Line graph showing per-strand coverage of 6mA marks in genomes of a) Dikarya (shown in greyscale to distinguish between different lineages), and b) early-diverging fungi. 6mA marks below a minimum coverage cutoff of 15x and above a maximum coverage (determined independently for each genome) were removed from downstream analyses. Coverage ranges for each lineage are shown in the figure legend. c) Modification quality value (mQV) distribution for each lineage and filtering cutoff used (black bar, 25 mQV). d) Box plots showing distribution of methylation ratios for methylated adenines in each genome analyzed (black bar within boxes shows median ratio). Methylation ratio refers to the proportion of molecules mapped to a given site which are methylated.
Supplementary Figure 2 Validation of SMRT-detected 6mA using mass spectrometry and IP sequencing.
a) Percent methylated adenines as detected by SMRT-analysis (SMRT-6mA) and by Mass-Spectrometry (MS-6mA). As a measure of high confidence SMRT-detected sites, percent of methylated adenines at ApT sites (SMRT-6mApT) is also included. b) 6mA overlap between SMRT and IP-seq methods within a 100kb region of H. vesiculosa scaffold 1. Red tiles: MACs detected through SMRT-analysis. Black tiles: methylated regions identified through IP-sequencing. Significant peaks were detected using macs231, Q-value ≤ 0.01. Read coverage tracks for both the control (inner circle) and pulldown (outer circle) are also shown. c) Comparison of 6mA-IP and SMRT analysis results across all lineages examined. a refers to percent of 6mA bases identified by SMRT analysis prior to filtering.
Supplementary Figure 3 Surrounding nucleotide context and relative genomic occurrence of 6mA.
a) Occurrence of 6mA at 4mers in early-diverged fungi. TAT/ATA trinucleotides are underscored in red. b) Percent of total ApT containing trinucleotides within MACs that are methylated.
Supplementary Figure 4 Expression, thymine and TAT-trinucleotide frequencies flanking and across MACs.
Frequency of TAT trinucleotides (top), thymine bases (middle) and expression (bottom) are plotted upstream, downstream and across MACs. Frequency is calculated as: # occurrences ÷ total # MACs. As MACs vary in length, all MACs ≥ 100 bp were selected, fragmented into 100 sections from start to end, then average frequency is calculated within fragment. MACs are oriented by gene direction.
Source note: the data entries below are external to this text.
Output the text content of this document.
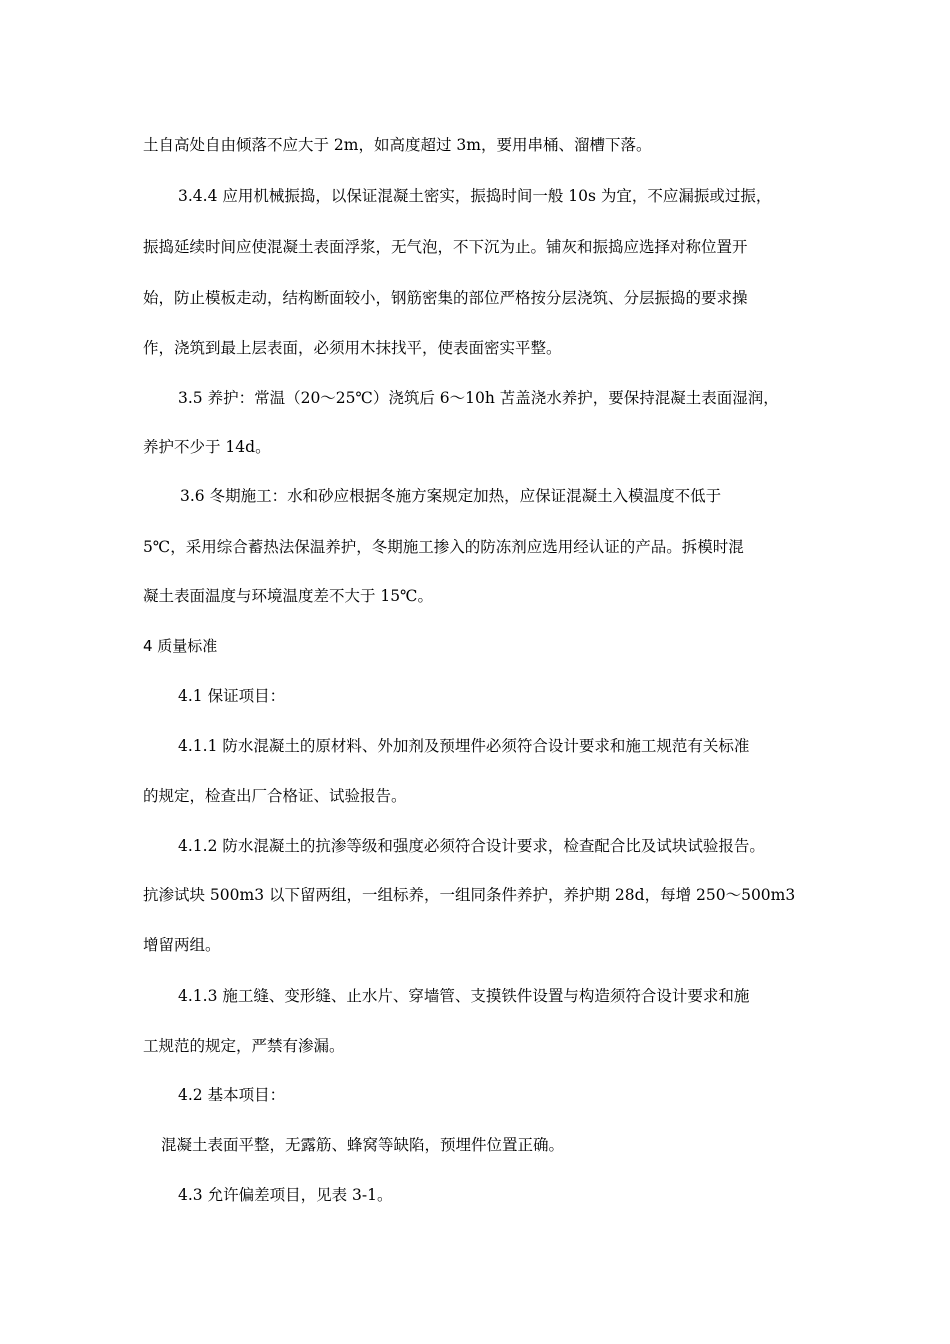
土自高处自由倾落不应大于 2m，如高度超过 3m，要用串桶、溜槽下落。
3.4.4 应用机械振捣，以保证混凝土密实，振捣时间一般 10s 为宜，不应漏振或过振，
振捣延续时间应使混凝土表面浮浆，无气泡，不下沉为止。铺灰和振捣应选择对称位置开
始，防止模板走动，结构断面较小，钢筋密集的部位严格按分层浇筑、分层振捣的要求操
作，浇筑到最上层表面，必须用木抹找平，使表面密实平整。
3.5 养护：常温（20～25℃）浇筑后 6～10h 苫盖浇水养护，要保持混凝土表面湿润，
养护不少于 14d。
3.6 冬期施工：水和砂应根据冬施方案规定加热，应保证混凝土入模温度不低于
5℃，采用综合蓄热法保温养护，冬期施工掺入的防冻剂应选用经认证的产品。拆模时混
凝土表面温度与环境温度差不大于 15℃。
4 质量标准
4.1 保证项目：
4.1.1 防水混凝土的原材料、外加剂及预埋件必须符合设计要求和施工规范有关标准
的规定，检查出厂合格证、试验报告。
4.1.2 防水混凝土的抗渗等级和强度必须符合设计要求，检查配合比及试块试验报告。
抗渗试块 500m3 以下留两组，一组标养，一组同条件养护，养护期 28d，每增 250～500m3
增留两组。
4.1.3 施工缝、变形缝、止水片、穿墙管、支摸铁件设置与构造须符合设计要求和施
工规范的规定，严禁有渗漏。
4.2 基本项目：
混凝土表面平整，无露筋、蜂窝等缺陷，预埋件位置正确。
4.3 允许偏差项目，见表 3-1。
Supplementary Figure 5 6mA is associated with active genes.
a) Expression and methylation level of all methylated genes, sorted by expression level. Genes are sorted by FPKM value (blue → black), with 6mA levels shown immediately below (white → dark green). While methylated genes rarely lack expression (FPKM < 1.0), the level of 6mA has no influence over the magnitude of expression. If the two were related, we would expect that as expression level increased, we would see a similar pattern in amount of 6mA present, which is not the case. b) FPKM levels of unmethylated genes, sorted by expression level.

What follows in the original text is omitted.